Put a sprig of rosemary on top, too – and, gentlemen, have a good sniff: A man who is indifferent to the fragrance of rosemary is unable to give true love to a woman and those who smell rosemary frequently will retain their youth.
L’arte di mangiar bene, the art of eating well, lies at the heart of the Italian lifestyle — and that’s just what you’ll enjoy on The Watermill’s first-ever cookery week. You’ll learn the secrets of healthy eating from Lois and The Watermill team, among them an Italian grandmother (Mirella, to the right), an organic farmer and our gardener’s wife Marida. You’ll choose freshest local ingredients (we’ll pick many of them ourselves each day) and prepare them deliciously for the table.

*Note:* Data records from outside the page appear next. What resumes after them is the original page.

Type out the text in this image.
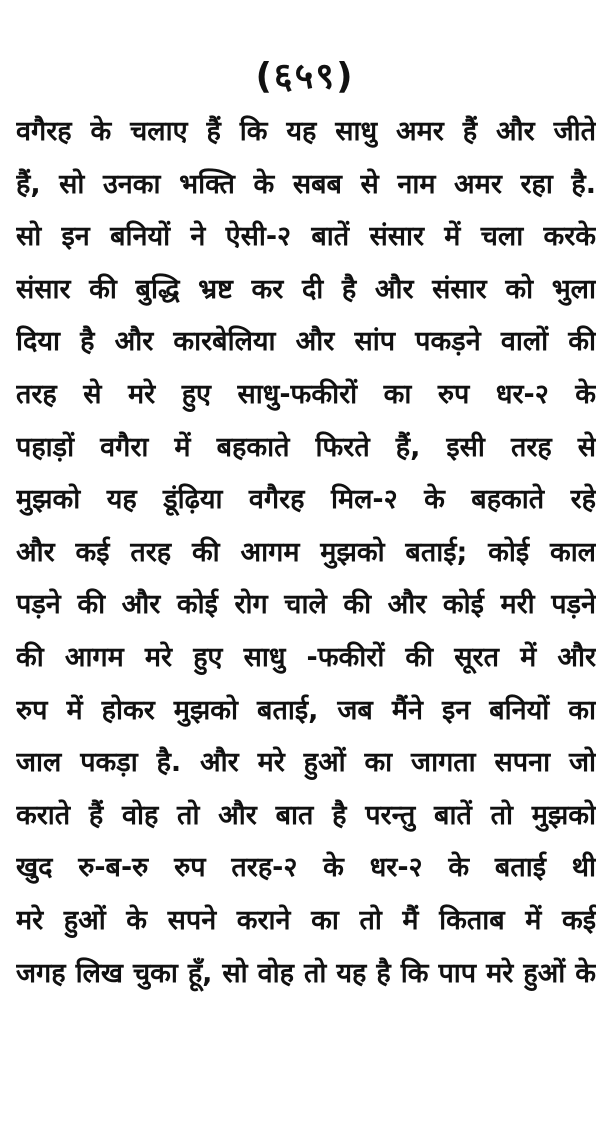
(६५९)
वगैरह के चलाए हैं कि यह साधु अमर हैं और जीते
हैं, सो उनका भक्ति के सबब से नाम अमर रहा है.
सो इन बनियों ने ऐसी-२ बातें संसार में चला करके
संसार की बुद्धि भ्रष्ट कर दी है और संसार को भुला
दिया है और कारबेलिया और सांप पकड़ने वालों की
तरह से मरे हुए साधु-फकीरों का रुप धर-२ के
पहाड़ों वगैरा में बहकाते फिरते हैं, इसी तरह से
मुझको यह डूंढ़िया वगैरह मिल-२ के बहकाते रहे
और कई तरह की आगम मुझको बताई; कोई काल
पड़ने की और कोई रोग चाले की और कोई मरी पड़ने
की आगम मरे हुए साधु -फकीरों की सूरत में और
रुप में होकर मुझको बताई, जब मैंने इन बनियों का
जाल पकड़ा है. और मरे हुओं का जागता सपना जो
कराते हैं वोह तो और बात है परन्तु बातें तो मुझको
खुद रु-ब-रु रुप तरह-२ के धर-२ के बताई थी
मरे हुओं के सपने कराने का तो मैं किताब में कई
जगह लिख चुका हूँ, सो वोह तो यह है कि पाप मरे हुओं के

We’ll visit markets, vegetable gardens, olive groves and vineyards. The Italians are the healthiest people in Europe and this is due not just the quality of the food, but to la bella vita italiana, the relaxed lifestyle which means taking time to talk to friends and to enjoy their company, not least in convivial meals around the dining table. You’ll be savouring all that, too.
Over the years Lois Breckon and The Watermill team have built a reputation for the quality of their food and we’re keen to share our secrets with you, from antipasti to dolci – and dozens of mouth-watering, freshly prepared, health-promoting dishes in between.